Какой же он все-таки чудной. Шагая за ним на козью тропу, она оглянулась на опустевший цирк Укротителя, вспомнив последние слова барханца. И споткнулась.
«Вёх», вот что он пытался сказать! Трава ведь такая есть! Не мох, не веха, а Вёх! Но вёх это же… да нет! Быть того не может!
20 Потомок Царей
Второй весенний месяц,
ветхая неделя
Барханное княжество,
город-на-костях
В трещинах на сероватом сланцевом потолке мерещились причудливые узоры. Вот волк, на Луну воющий. Там очертания башен Одинокого острога, что в вулкане на севере Огнедышащих гор стоит. А этот, точнехонько над Червой, похож на раззявленную пасть йеленя.
Она фыркнула и перевернулась на живот, потянувшись и поправив задравшуюся до бедер рубаху. Узкие нары под ней угрожающе скрипнули, но Черва уже поняла, что они ее попросту запугивают. На деле деревянная скамья была прочной, а скрипела для стращания узников.
Поелику все в темнице князей Полозов нарочно служило, дабы ломать дух и силу воли, а не тело.

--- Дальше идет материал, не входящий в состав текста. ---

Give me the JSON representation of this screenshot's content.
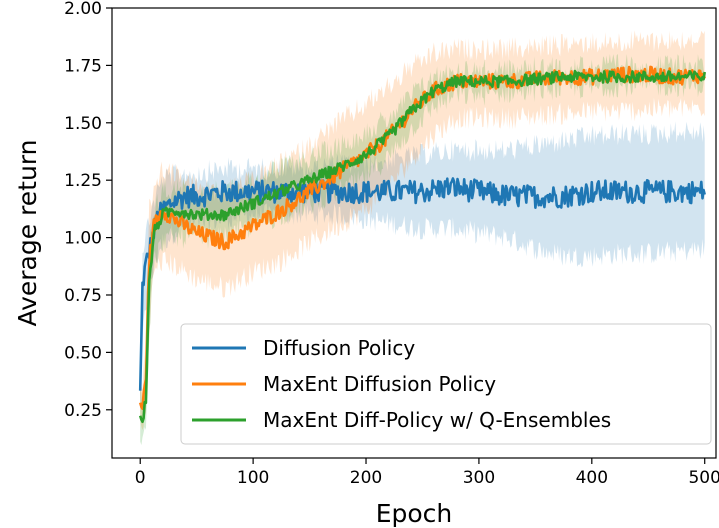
{
  "chart_data": {
    "type": "line",
    "title": "",
    "xlabel": "Epoch",
    "ylabel": "Average return",
    "xlim": [
      -25,
      510
    ],
    "ylim": [
      0.04,
      2.0
    ],
    "xticks": [
      0,
      100,
      200,
      300,
      400,
      500
    ],
    "yticks": [
      0.25,
      0.5,
      0.75,
      1.0,
      1.25,
      1.5,
      1.75,
      2.0
    ],
    "ytick_labels": [
      "0.25",
      "0.50",
      "0.75",
      "1.00",
      "1.25",
      "1.50",
      "1.75",
      "2.00"
    ],
    "grid": false,
    "legend_position": "lower-right",
    "shaded_band": "variance around mean",
    "series": [
      {
        "name": "Diffusion Policy",
        "color": "#1f77b4",
        "x": [
          0,
          2,
          5,
          10,
          15,
          20,
          30,
          40,
          50,
          75,
          100,
          125,
          150,
          175,
          200,
          225,
          250,
          275,
          300,
          325,
          350,
          375,
          400,
          425,
          450,
          475,
          500
        ],
        "values": [
          0.33,
          0.8,
          0.88,
          0.98,
          1.08,
          1.12,
          1.16,
          1.18,
          1.18,
          1.2,
          1.2,
          1.2,
          1.2,
          1.2,
          1.2,
          1.2,
          1.2,
          1.22,
          1.2,
          1.18,
          1.18,
          1.18,
          1.2,
          1.2,
          1.2,
          1.2,
          1.2
        ],
        "band_low": [
          0.25,
          0.55,
          0.7,
          0.82,
          0.92,
          0.98,
          1.02,
          1.05,
          1.06,
          1.08,
          1.1,
          1.1,
          1.1,
          1.1,
          1.08,
          1.06,
          1.04,
          1.04,
          1.02,
          1.0,
          0.95,
          0.92,
          0.92,
          0.93,
          0.93,
          0.94,
          0.95
        ],
        "band_high": [
          0.4,
          0.95,
          1.02,
          1.12,
          1.2,
          1.25,
          1.27,
          1.28,
          1.28,
          1.3,
          1.3,
          1.3,
          1.3,
          1.32,
          1.32,
          1.34,
          1.36,
          1.38,
          1.38,
          1.38,
          1.4,
          1.42,
          1.44,
          1.45,
          1.45,
          1.46,
          1.46
        ]
      },
      {
        "name": "MaxEnt Diffusion Policy",
        "color": "#ff7f0e",
        "x": [
          0,
          2,
          5,
          8,
          12,
          20,
          30,
          50,
          75,
          100,
          125,
          150,
          175,
          200,
          220,
          240,
          260,
          280,
          300,
          325,
          350,
          375,
          400,
          425,
          450,
          475,
          500
        ],
        "values": [
          0.28,
          0.25,
          0.4,
          0.9,
          1.05,
          1.12,
          1.08,
          1.02,
          0.98,
          1.05,
          1.12,
          1.2,
          1.28,
          1.36,
          1.44,
          1.55,
          1.64,
          1.68,
          1.68,
          1.68,
          1.69,
          1.7,
          1.7,
          1.71,
          1.71,
          1.7,
          1.71
        ],
        "band_low": [
          0.2,
          0.15,
          0.25,
          0.6,
          0.85,
          0.9,
          0.88,
          0.82,
          0.78,
          0.85,
          0.9,
          0.98,
          1.05,
          1.12,
          1.22,
          1.34,
          1.45,
          1.52,
          1.52,
          1.52,
          1.53,
          1.54,
          1.55,
          1.55,
          1.56,
          1.56,
          1.57
        ],
        "band_high": [
          0.36,
          0.35,
          0.6,
          1.12,
          1.22,
          1.3,
          1.28,
          1.22,
          1.2,
          1.25,
          1.32,
          1.4,
          1.5,
          1.58,
          1.66,
          1.74,
          1.8,
          1.82,
          1.82,
          1.82,
          1.83,
          1.84,
          1.85,
          1.85,
          1.86,
          1.86,
          1.86
        ]
      },
      {
        "name": "MaxEnt Diff-Policy w/ Q-Ensembles",
        "color": "#2ca02c",
        "x": [
          0,
          2,
          5,
          8,
          12,
          20,
          30,
          50,
          75,
          100,
          125,
          150,
          175,
          200,
          220,
          240,
          260,
          280,
          300,
          325,
          350,
          375,
          400,
          425,
          450,
          475,
          500
        ],
        "values": [
          0.22,
          0.2,
          0.3,
          0.8,
          1.02,
          1.1,
          1.12,
          1.1,
          1.1,
          1.15,
          1.2,
          1.25,
          1.3,
          1.36,
          1.44,
          1.55,
          1.64,
          1.68,
          1.68,
          1.68,
          1.69,
          1.7,
          1.7,
          1.7,
          1.7,
          1.7,
          1.7
        ],
        "band_low": [
          0.15,
          0.12,
          0.2,
          0.6,
          0.9,
          0.98,
          1.0,
          1.0,
          1.0,
          1.05,
          1.1,
          1.14,
          1.2,
          1.26,
          1.35,
          1.47,
          1.57,
          1.62,
          1.62,
          1.63,
          1.64,
          1.65,
          1.65,
          1.66,
          1.66,
          1.66,
          1.66
        ],
        "band_high": [
          0.3,
          0.28,
          0.4,
          0.95,
          1.12,
          1.2,
          1.22,
          1.2,
          1.2,
          1.25,
          1.3,
          1.35,
          1.4,
          1.46,
          1.52,
          1.62,
          1.7,
          1.73,
          1.73,
          1.73,
          1.74,
          1.74,
          1.75,
          1.75,
          1.75,
          1.75,
          1.75
        ]
      }
    ]
  }
}
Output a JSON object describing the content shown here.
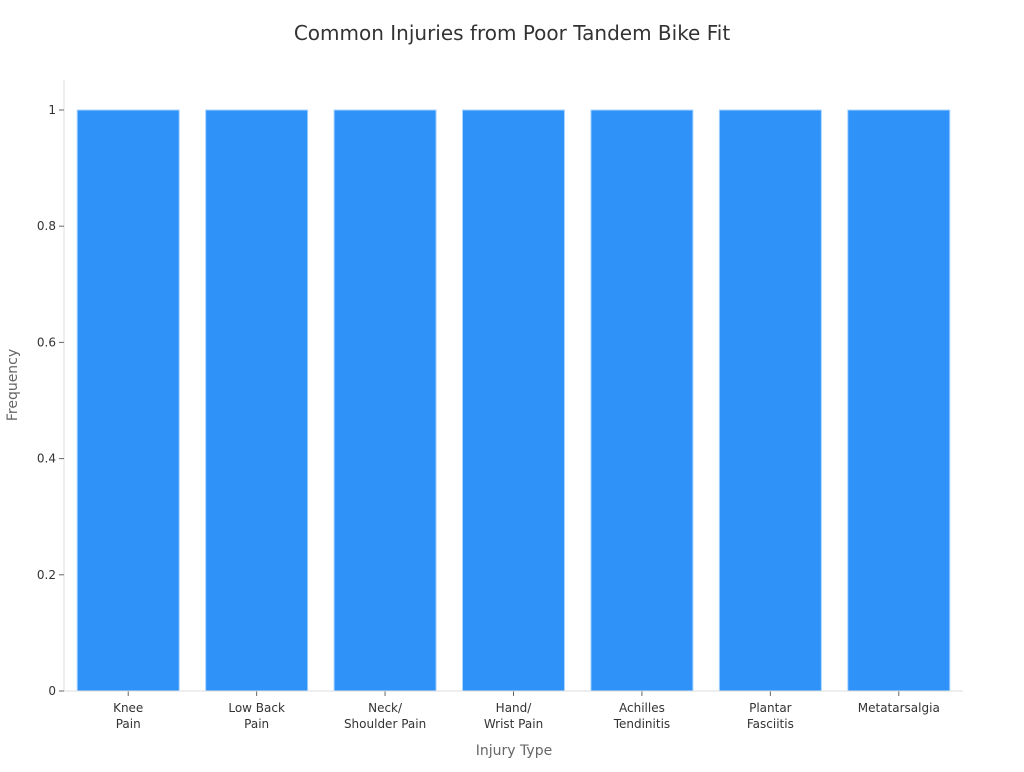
{
  "chart_data": {
    "type": "bar",
    "title": "Common Injuries from Poor Tandem Bike Fit",
    "xlabel": "Injury Type",
    "ylabel": "Frequency",
    "categories": [
      [
        "Knee",
        "Pain"
      ],
      [
        "Low Back",
        "Pain"
      ],
      [
        "Neck/",
        "Shoulder Pain"
      ],
      [
        "Hand/",
        "Wrist Pain"
      ],
      [
        "Achilles",
        "Tendinitis"
      ],
      [
        "Plantar",
        "Fasciitis"
      ],
      [
        "Metatarsalgia"
      ]
    ],
    "values": [
      1,
      1,
      1,
      1,
      1,
      1,
      1
    ],
    "ylim": [
      0,
      1.05
    ],
    "yticks": [
      0,
      0.2,
      0.4,
      0.6,
      0.8,
      1
    ],
    "ytick_labels": [
      "0",
      "0.2",
      "0.4",
      "0.6",
      "0.8",
      "1"
    ],
    "grid": false,
    "bar_color": "#2f92f8",
    "bar_edge_color": "#a8d4ff"
  }
}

Скрипящие при любом движении нары. Визжащие петли дверей. Кое-где выломанные прутья решетки, одаривающие узника надеждой на побег. Обреченный на провал, вестимо. Дерганная, тревожная пляска пламени одинокого факела, не столь освещающего темницу, сколь делающего тени резче, глубже и темнее. Глыба низкого, потрескавшегося потолка, раздавливающая одним осознанием о числе камня над головой.
Черве здесь нравилось.
Она во время выучки в опричнине пару зимних месяцев в казармах ночевала. Так вот те стылые, влажные бревенчатые клети были куда как неуютней этих теплых, сухих темниц.
Паче того, только здесь Черва впервые сумела себя почувствовать сущей кисейной барышней, млеющей от безделья. В отчем доме она не могла себе его позволить. Скука – привилегия баловней судьбы. Черве порой зверски хотелось заскучать, чтоб хоть чуть-чуть уподобиться сверстницам, обласканным родителями, да времени никак не находилось. Посему сейчас она искренне блаженствовала от долгожданного ничегонеделанья.
В отличие от Бронца. Беовульфа, запертого в соседней клети, она была лишена возможности лицезреть, но слышала непрестанно. Он мерил босыми ногами темницу, согнувшись в три погибели. Обстукивал пудовыми кулачищами каменные своды. Зубодробительно точил медвежьи когти об решетку. И иной раз отпускал крепкое словцо в адрес «этих шакалов, закапывающих голову в песок при всякой опасности».
Под «шакалами» при этом он разумел не барханских сторожевых псов, сиречь грозных янычаров шакалов-волколаков, отконвоировавших их в темницу под полозецкими палатами в городе-на-костях. Он имел в виду самих князей Полозов, прознавших, что Бронец в Барханное княжество прибыл, дабы их в заговоре против троебожия уличить, и пленивших его без суда и следствия. Это поистине было вопиющим нарушением правил приличия и гостеприимства.